Hector Pieterson in the arms of Mbuyisa Nkita Makhubu, his sister, Antoinette Musi, running alongside. Photo by Sam Nzima, 1976.
My good friend Sameer at WITNESS is leading an online conversation in commemoration of today’s 60th anniversary of the Universal Declaration of Human Rights. Here’s the question: What image opened your eyes to human rights?
Street behind Hector Pieterson Memorial Museum.
Hector Pieterson was 12-years-old on June 16, 1976 when he joined his fellow students to protest Afrikaans as a medium of instruction in the South African townships. As they were singing Nkosi Sikelel’ iAfrika, refusing to stop their approach, police open fired. Today it is known that Hastings Ndlovu was, in fact, the first student gunned down by police, but it was Hector who became the martyr and icon of South Africa’s liberation struggle because he was captured in the above image by photographer Sam Nzima.

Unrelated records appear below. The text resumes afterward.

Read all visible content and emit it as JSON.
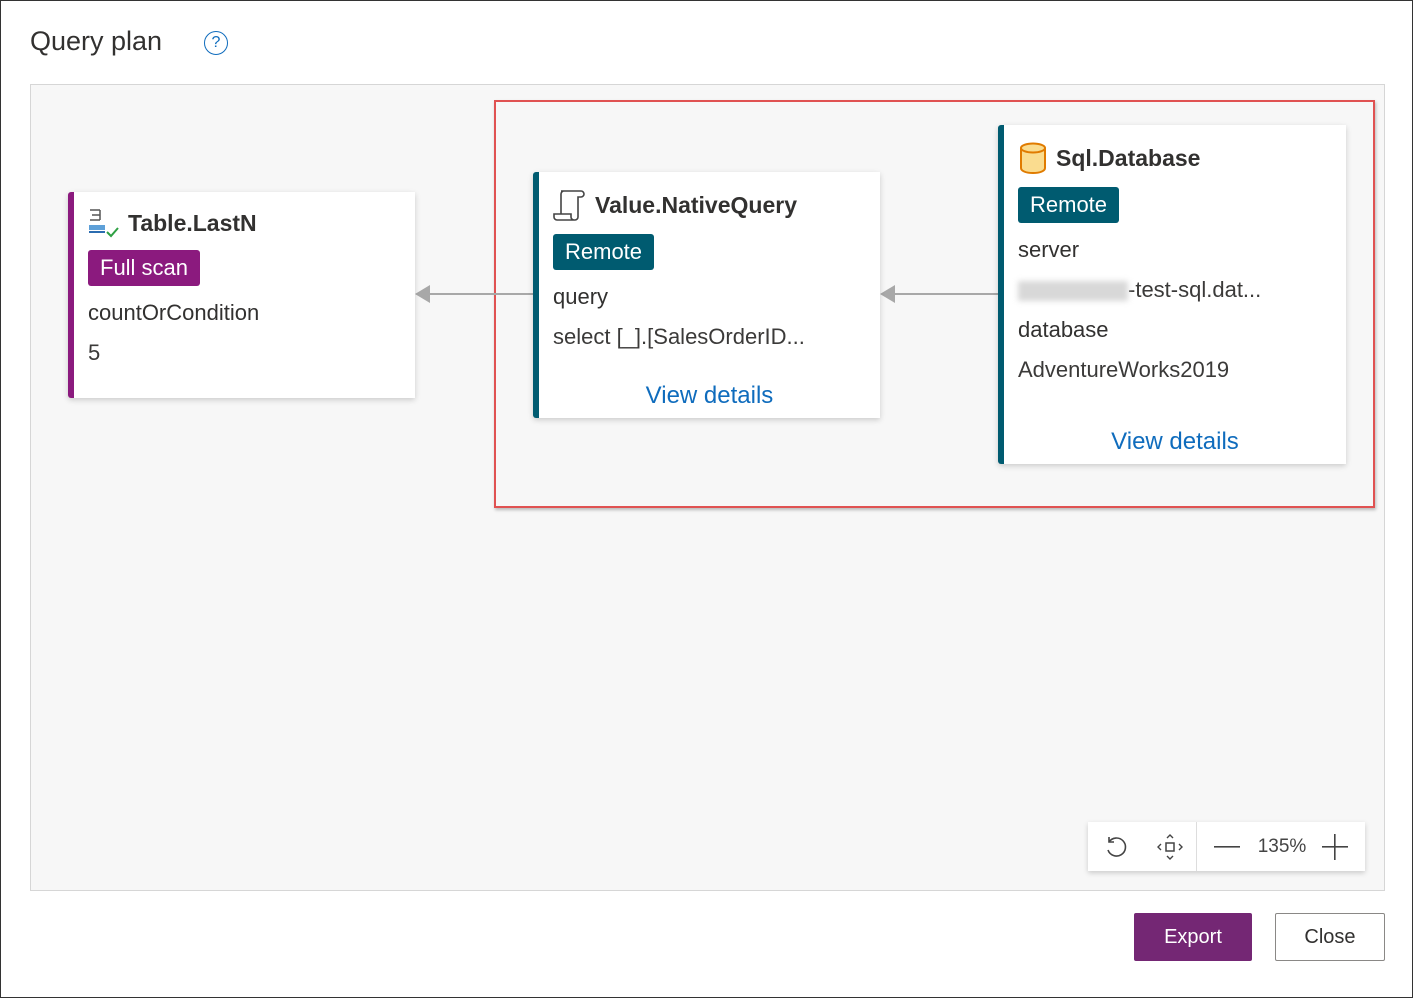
{
  "dialog": {
    "title": "Query plan",
    "help_icon": "?"
  },
  "nodes": [
    {
      "title": "Table.LastN",
      "badge": "Full scan",
      "param_label": "countOrCondition",
      "param_value": "5",
      "color": "#8b1a7e"
    },
    {
      "title": "Value.NativeQuery",
      "badge": "Remote",
      "param_label": "query",
      "param_value": "select [_].[SalesOrderID...",
      "link": "View details",
      "color": "#005b70"
    },
    {
      "title": "Sql.Database",
      "badge": "Remote",
      "param1_label": "server",
      "param1_value": "-test-sql.dat...",
      "param2_label": "database",
      "param2_value": "AdventureWorks2019",
      "link": "View details",
      "color": "#005b70"
    }
  ],
  "zoom": {
    "level": "135%"
  },
  "footer": {
    "export": "Export",
    "close": "Close"
  }
}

Nzima wasn’t the only person to take photographs that day, but he was the only one to get them out without being confiscated by the police. (He stuffed the rolls of film in his socks.) His photographs were immediately published in The World, which led to widespread riots and protests all over South Africa. Hector Pieterson was, largely, South Africa’s Rosa Parks. Just like the Civil Rights Movement in the US didn’t begin with Parks, neither did South Africa’s liberation struggle begin with Pieterson. But both icons mark the tipping point when built-up pressure exploded into movements that would never step back.
I highly highly recommend that one day you make the trip to South Africa and spend at least an entire day in Soweto. There is nothing like being there, surrounded by all its history, for yourself. When we were outside the museum our guide pointed to a woman walking down the pathway. It was Hector’s sister, Antoinette Sithole, the very same person screaming in Sam Nzima’s famous photograph.
Antoinette Sithole walking through Orlando West, Soweto.
It’s amazing to see such history walking around in real life. But … in the meantime, Babak and Ismail have put together a truly incredible map mashup of the events that took place on June 16, 1976. Before you start clicking around on the map, however, I’d recommend that you read through their blog as well as the online book, “I Saw a Nightmare …” Doing Violence to Memory: The Soweto Uprising, June 16, 1976 by Helena Pohlandt-McCormick.